Las democracias latinoamericanas han sido históricamente débiles, en tanto son todavía jóvenes, nacidas de una cultura anterior caudillista, dictatorial, provenientes de unas sociedades muy dispares, con alta concentración de poder en oligarquías que se acostumbraron a ejercerlo y no quieren renunciar a su statu quo.  Es, por tanto, una necesidad educar a los ciudadanos de esta región en los principios de la participación activa, del rol de demandantes fiscalizadores ante los oficiales electos que les representan en legislaturas y administraciones. Para ello, obviamente, las personas en política deberán perfilar mecanismos e incluso crearlos donde no los haya, de manera que se vuelvan efectivos. Esta estrategia permitirá limitar el poder excesivo de algunos, e incrementar el de quienes tienen muy poco. Empoderar a las poblaciones locales y educarlas evitaría el derrumbe de la democracia o, incluso, su conversión en autocracias regresivas.

En cuanto a las prestaciones sociales, solo implementando modelos de distribución justa de la riqueza general se lograrán sociedades más estables en el sur del hemisferio. Esta es una meta posible para los partidos de centroizquierda en el poder, si son capaces de convencer a sus rivales de las ventajas a largo plazo del modelo que algunos llaman “capitalismo social”.

Este cambio de filosofía socioeconómica sería imposible sin un rediseño progresivo de las estructuras productivas, sin un giro hacia la producción y exportación de bienes, no de materia prima. Para ello, debería solucionarse el grave problema de la falta de acceso a tecnología y knowhow que padece el continente. Tal vez la solución se encuentre en potenciar la educación científico-técnica y ofrecer incentivos para que esta fuerza creadora no se desplace al exterior. Quizás podrían negociarse mejores condiciones para el acceso a la tecnología proveniente del Primer Mundo, o encontrar proveedores diferentes con mejor oferta en los gigantes emergentes asiáticos.

La realidad es que mientras haya una distribución tan dispar de la riqueza producida en nuestras naciones y un desbalance marcado entre exportación e importación, habrá pobreza, marginalidad, violencia y corrupción.  
Como colofón, y muy relacionado con los puntos anteriores, mencionamos la integración regional necesaria para Sudamérica.

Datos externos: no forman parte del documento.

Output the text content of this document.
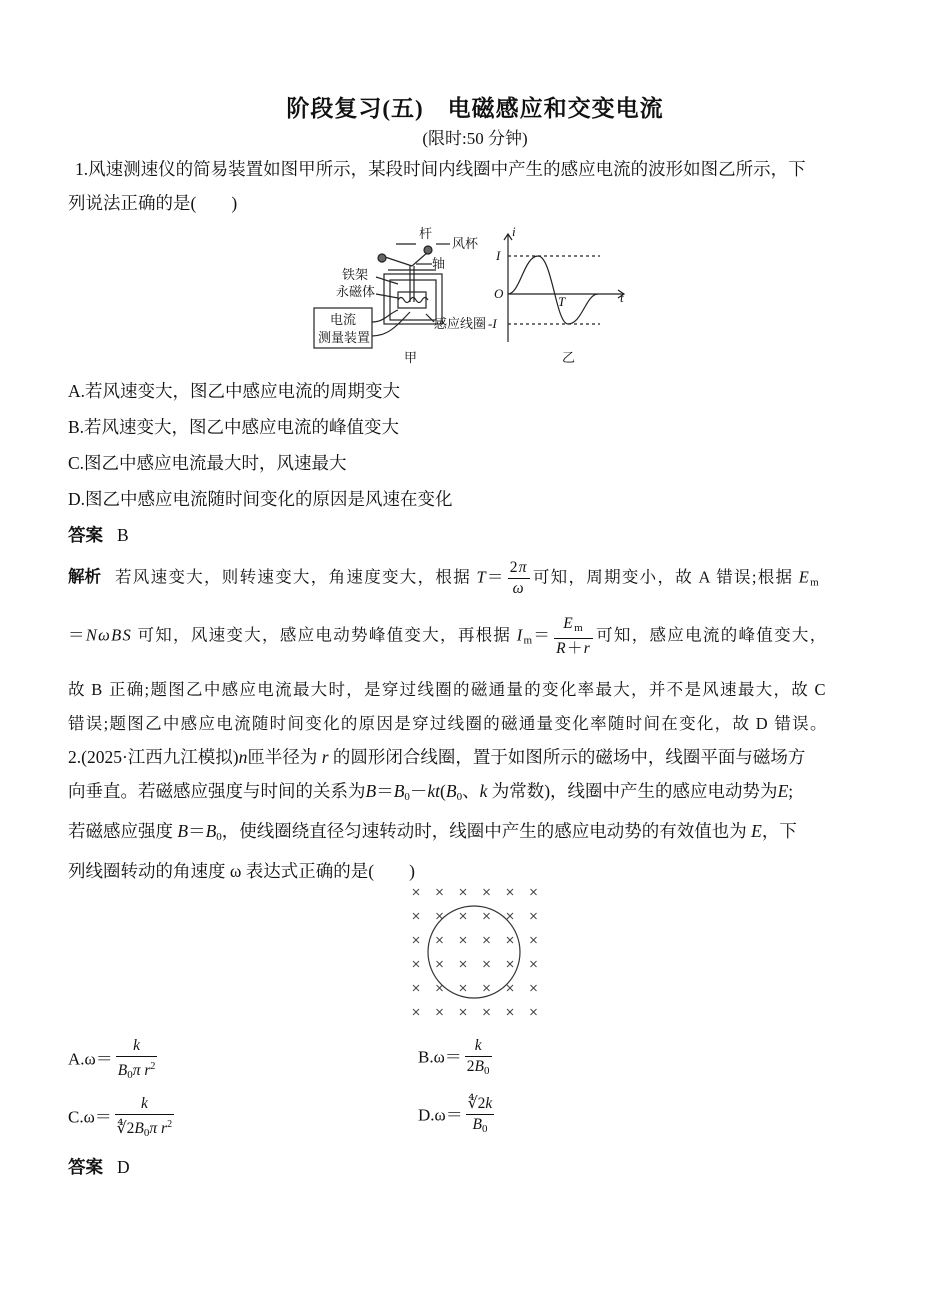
阶段复习(五)　电磁感应和交变电流
(限时:50 分钟)
1.风速测速仪的简易装置如图甲所示，某段时间内线圈中产生的感应电流的波形如图乙所示，下
列说法正确的是(　　)
杆
风杯
轴
铁架
永磁体
电流
测量装置
感应线圈
甲	乙
i
I
O
T	t
-I
A.若风速变大，图乙中感应电流的周期变大
B.若风速变大，图乙中感应电流的峰值变大
C.图乙中感应电流最大时，风速最大
D.图乙中感应电流随时间变化的原因是风速在变化
答案 B
解析 若风速变大，则转速变大，角速度变大，根据 $T= \frac{2\pi}{\omega}$ 可知，周期变小，故 A 错误;根据 $E_m$
＝NωBS 可知，风速变大，感应电动势峰值变大，再根据 $I_m= \frac{E_m}{R+r}$ 可知，感应电流的峰值变大，
故 B 正确;题图乙中感应电流最大时，是穿过线圈的磁通量的变化率最大，并不是风速最大，故 C
错误;题图乙中感应电流随时间变化的原因是穿过线圈的磁通量变化率随时间在变化，故 D 错误。
2.(2025·江西九江模拟)n匝半径为 r 的圆形闭合线圈，置于如图所示的磁场中，线圈平面与磁场方
向垂直。若磁感应强度与时间的关系为$B=B_0-kt(B_0$、k 为常数)，线圈中产生的感应电动势为E;
若磁感应强度 $B=B_0$，使线圈绕直径匀速转动时，线圈中产生的感应电动势的有效值也为 E，下
列线圈转动的角速度 ω 表达式正确的是(　　)
$A.\omega= \frac{k}{B_0\pi r^2}$	$B.\omega= \frac{k}{2B_0}$
$C.\omega= \frac{k}{∜2B_0\pi r^2}$	$D.\omega= \frac{∜2k}{B_0}$
答案 D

Tal como lo demostró Europa antes de la ruptura de la Unión europea, una integración económica y política bien ejecutada hace mucho más fuertes a los componentes individuales de la asociación.

Las fortalezas de algunas economías compensan las debilidades o barreras de otras. La capacidad de producción se incrementa exponencialmente con las exenciones arancelarias y las facilidades de importación o exportación que se establecen para sus miembros. El acceso a nuevas tecnologías se incrementa y los esfuerzos colectivos producen descubrimientos en menor tiempo, mientras la aplicación de la ciencia a la producción beneficia a millones de personas en los territorios unificados. El uso de una moneda común mejora las finanzas individuales y el poder adquisitivo de quienes operan esa divisa, incluso en los mercados bursátiles.

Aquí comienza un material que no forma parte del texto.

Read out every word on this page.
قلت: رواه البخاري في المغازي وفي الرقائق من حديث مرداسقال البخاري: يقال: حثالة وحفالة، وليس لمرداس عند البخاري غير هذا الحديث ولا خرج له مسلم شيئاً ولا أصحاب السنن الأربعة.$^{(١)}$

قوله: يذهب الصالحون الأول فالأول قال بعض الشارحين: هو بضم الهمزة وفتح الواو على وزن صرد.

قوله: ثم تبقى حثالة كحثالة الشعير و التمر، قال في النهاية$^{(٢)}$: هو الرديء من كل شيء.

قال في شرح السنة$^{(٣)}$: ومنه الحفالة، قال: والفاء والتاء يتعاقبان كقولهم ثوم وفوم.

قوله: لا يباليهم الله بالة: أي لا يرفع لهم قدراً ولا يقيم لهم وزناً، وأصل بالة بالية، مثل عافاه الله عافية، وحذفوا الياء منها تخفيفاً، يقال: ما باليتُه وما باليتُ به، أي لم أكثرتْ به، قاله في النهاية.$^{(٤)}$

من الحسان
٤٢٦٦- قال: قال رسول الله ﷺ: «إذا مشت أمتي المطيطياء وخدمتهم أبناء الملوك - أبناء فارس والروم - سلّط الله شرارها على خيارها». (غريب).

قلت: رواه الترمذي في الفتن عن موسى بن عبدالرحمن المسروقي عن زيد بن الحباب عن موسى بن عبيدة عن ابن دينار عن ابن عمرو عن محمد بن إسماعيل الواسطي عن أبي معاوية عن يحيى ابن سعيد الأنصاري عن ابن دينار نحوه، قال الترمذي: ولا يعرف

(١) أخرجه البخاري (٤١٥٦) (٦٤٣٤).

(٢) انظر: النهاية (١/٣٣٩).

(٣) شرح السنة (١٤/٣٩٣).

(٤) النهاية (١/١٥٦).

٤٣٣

América del Sur tiene una riqueza colectiva inconmensurable, componentes culturales y lingüísticos bastante comunes y está comunicada totalmente por viales que alcanzan todas sus geografías, pero falta el consenso y la voluntad real de mirar por encima de intereses locales y poner la mira en la prosperidad colectiva.  

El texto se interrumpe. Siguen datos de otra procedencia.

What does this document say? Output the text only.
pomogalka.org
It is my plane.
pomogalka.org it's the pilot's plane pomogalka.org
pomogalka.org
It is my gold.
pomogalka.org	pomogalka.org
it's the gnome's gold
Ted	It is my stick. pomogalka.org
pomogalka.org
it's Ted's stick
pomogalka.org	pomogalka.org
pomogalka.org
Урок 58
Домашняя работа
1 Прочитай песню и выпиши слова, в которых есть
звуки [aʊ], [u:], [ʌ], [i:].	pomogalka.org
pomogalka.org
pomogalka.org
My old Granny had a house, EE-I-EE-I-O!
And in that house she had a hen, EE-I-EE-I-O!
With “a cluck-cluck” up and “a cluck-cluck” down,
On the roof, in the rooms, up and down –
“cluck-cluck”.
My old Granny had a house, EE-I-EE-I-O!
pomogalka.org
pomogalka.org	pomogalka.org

En este contexto, para el 2023 las centroizquierdas llevarán las riendas de casi todas las naciones en el subcontinente. Es posible avizorar el avance de mejoras sociales para la población de la región, pero hará falta una gran capacidad de negociación para poner de acuerdo con todos los variados componentes del espectro político regional.

Pero, sobre todo, habrá que hacerlo sin imposiciones radicales, convenciendo a todas las facciones del beneficio colectivo. Es aquí donde Lula, por su experiencia y habilidades demostradas, y Brasil por su posición de primera potencia económica sudamericana, pudieran tener un rol de liderazgo importante. Los próximos cuatro años dirán si se aprovecha o se pierde esta gran oportunidad.